06 Mar 2018 04:10 GMT
Total says Iran project progressing per plan

Houston, 6 March (Argus) — Total says its South Pars natural gas project in Iran is progressing on schedule as part of the company's broader plan to focus on five core areas of operation.

The comments from chief executive Patrick Pouyanne on the $4.8bn project to develop phase 11 of the South Pars project follows US President Donald Trump's threats to re-impose sanctions on Iran's crude exports in May, unless European powers persuade Tehran to meet Washington's demands on revisiting the Joint Comprehensive Plan of Action (JCPOA).

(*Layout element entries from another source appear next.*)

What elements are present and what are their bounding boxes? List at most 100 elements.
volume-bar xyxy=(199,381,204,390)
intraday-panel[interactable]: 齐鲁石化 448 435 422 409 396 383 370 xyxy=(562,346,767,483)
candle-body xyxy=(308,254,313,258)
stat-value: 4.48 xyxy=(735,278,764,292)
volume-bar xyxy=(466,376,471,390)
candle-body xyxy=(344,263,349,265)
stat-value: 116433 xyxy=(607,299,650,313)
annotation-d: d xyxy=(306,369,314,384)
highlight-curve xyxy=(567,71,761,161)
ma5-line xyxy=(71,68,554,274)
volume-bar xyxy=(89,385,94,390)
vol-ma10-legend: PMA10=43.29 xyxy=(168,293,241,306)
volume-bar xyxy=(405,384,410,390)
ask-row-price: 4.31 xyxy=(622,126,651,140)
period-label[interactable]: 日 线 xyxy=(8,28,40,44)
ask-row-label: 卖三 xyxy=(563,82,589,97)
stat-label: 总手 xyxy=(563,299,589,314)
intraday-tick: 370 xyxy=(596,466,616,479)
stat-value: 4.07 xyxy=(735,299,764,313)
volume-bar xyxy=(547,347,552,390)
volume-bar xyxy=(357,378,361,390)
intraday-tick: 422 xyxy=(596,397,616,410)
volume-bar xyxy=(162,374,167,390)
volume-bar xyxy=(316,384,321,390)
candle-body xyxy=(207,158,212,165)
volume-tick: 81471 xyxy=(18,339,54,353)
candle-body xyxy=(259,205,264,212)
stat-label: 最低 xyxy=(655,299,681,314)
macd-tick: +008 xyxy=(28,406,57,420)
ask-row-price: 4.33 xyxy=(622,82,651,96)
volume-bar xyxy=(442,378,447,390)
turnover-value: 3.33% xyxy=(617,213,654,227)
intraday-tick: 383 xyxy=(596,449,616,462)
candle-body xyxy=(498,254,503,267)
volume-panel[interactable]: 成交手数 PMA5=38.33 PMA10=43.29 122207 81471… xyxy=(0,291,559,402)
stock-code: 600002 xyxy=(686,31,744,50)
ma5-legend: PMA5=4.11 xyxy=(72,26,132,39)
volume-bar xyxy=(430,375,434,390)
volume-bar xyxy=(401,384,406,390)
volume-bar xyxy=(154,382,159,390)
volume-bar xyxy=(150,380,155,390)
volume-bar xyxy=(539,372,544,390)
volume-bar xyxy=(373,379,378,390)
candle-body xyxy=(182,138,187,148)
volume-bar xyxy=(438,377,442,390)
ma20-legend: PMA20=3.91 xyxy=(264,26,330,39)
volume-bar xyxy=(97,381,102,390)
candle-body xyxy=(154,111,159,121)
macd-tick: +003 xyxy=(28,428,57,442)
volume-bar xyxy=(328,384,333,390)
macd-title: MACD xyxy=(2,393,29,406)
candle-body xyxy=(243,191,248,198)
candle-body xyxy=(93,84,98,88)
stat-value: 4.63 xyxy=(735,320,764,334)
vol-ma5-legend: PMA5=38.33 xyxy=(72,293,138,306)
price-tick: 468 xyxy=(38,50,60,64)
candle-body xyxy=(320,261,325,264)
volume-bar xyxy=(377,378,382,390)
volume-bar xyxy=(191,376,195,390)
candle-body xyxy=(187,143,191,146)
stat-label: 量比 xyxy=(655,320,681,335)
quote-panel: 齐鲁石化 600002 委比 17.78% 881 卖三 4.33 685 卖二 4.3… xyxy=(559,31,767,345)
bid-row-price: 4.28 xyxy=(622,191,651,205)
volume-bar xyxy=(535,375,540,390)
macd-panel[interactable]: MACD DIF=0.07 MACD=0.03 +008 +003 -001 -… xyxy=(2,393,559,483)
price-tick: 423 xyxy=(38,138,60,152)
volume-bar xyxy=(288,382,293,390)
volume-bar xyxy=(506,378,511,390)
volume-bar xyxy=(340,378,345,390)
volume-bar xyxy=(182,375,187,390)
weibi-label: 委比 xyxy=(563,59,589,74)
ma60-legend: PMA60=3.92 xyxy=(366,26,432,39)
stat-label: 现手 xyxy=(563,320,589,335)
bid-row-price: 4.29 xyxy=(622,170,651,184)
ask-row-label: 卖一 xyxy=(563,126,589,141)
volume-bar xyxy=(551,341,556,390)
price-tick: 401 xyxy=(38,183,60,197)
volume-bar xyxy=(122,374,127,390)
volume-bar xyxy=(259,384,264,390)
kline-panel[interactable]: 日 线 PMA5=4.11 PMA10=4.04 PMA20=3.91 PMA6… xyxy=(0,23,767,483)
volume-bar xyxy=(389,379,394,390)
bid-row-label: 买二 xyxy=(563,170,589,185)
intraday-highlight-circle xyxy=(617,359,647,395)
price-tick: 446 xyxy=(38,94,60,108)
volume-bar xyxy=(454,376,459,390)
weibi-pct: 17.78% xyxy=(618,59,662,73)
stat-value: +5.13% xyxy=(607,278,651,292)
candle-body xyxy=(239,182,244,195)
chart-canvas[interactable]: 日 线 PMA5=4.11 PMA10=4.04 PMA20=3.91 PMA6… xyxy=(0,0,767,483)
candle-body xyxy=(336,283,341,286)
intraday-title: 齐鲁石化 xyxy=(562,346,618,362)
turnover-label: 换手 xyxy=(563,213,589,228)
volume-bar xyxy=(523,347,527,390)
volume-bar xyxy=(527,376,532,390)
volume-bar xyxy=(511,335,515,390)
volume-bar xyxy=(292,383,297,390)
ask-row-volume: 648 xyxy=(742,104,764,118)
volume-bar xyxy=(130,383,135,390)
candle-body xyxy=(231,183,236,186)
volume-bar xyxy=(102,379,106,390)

"Even if we lose $1bn in Iran, it is not going to sink the company," Pouyanne said this week at the CERAWeek conference in Houston.

Total's five core areas of operations to drive growth include the Middle East, Africa, the North Sea, deepwater projects and liquefied natural gas (LNG). He remains unfazed by the European major's lack of presence in the booming US shale basin, the Permian, spread across Texas and New Mexico, an area which is expected to drive output growth for peers including ExxonMobil and Chevron.

"I don't think it is the best allocation of capital," Pouyanne said, referring to the Permian. "Never say never but it is not a priority. I prefer to play into my strengths."

Giving an example of playing into the company's strengths, Pouyanne spoke of his recent acquisition a 16.33pc non-operated stake in the Waha concessions in Libya for $450mn by taking over US independent Marathon Oil's subsidiary in the country.

The deal is "taking advantage" of the current situation in the country, giving Total's access to reserves and resources in excess of 500mn bl of oil equivalent (boe), which at that price translated to less than $1/boe, he said.

The decision to acquire Danish firm Moller-Maersk's upstream subsidiary Maersk Oil, was also part of the same strategy, he said. The deal is expected to close on 8 March, he said.

While it does not have a presence in the Permian, Total assumed sole control of its Barnett shale gas joint venture in north Texas by acquiring partner Chesapeake Energy's 75pc stake, following the US independent's decision to exit. The field will play a key role in the company's plan to grow its global gas business.

As the gas business grows, particularly following its acquisition of a significant portion of the global LNG market with the purchase of French firm Engie's LNG business, Pouyanne said Total may change from being an oil and gas company to a gas and oil company.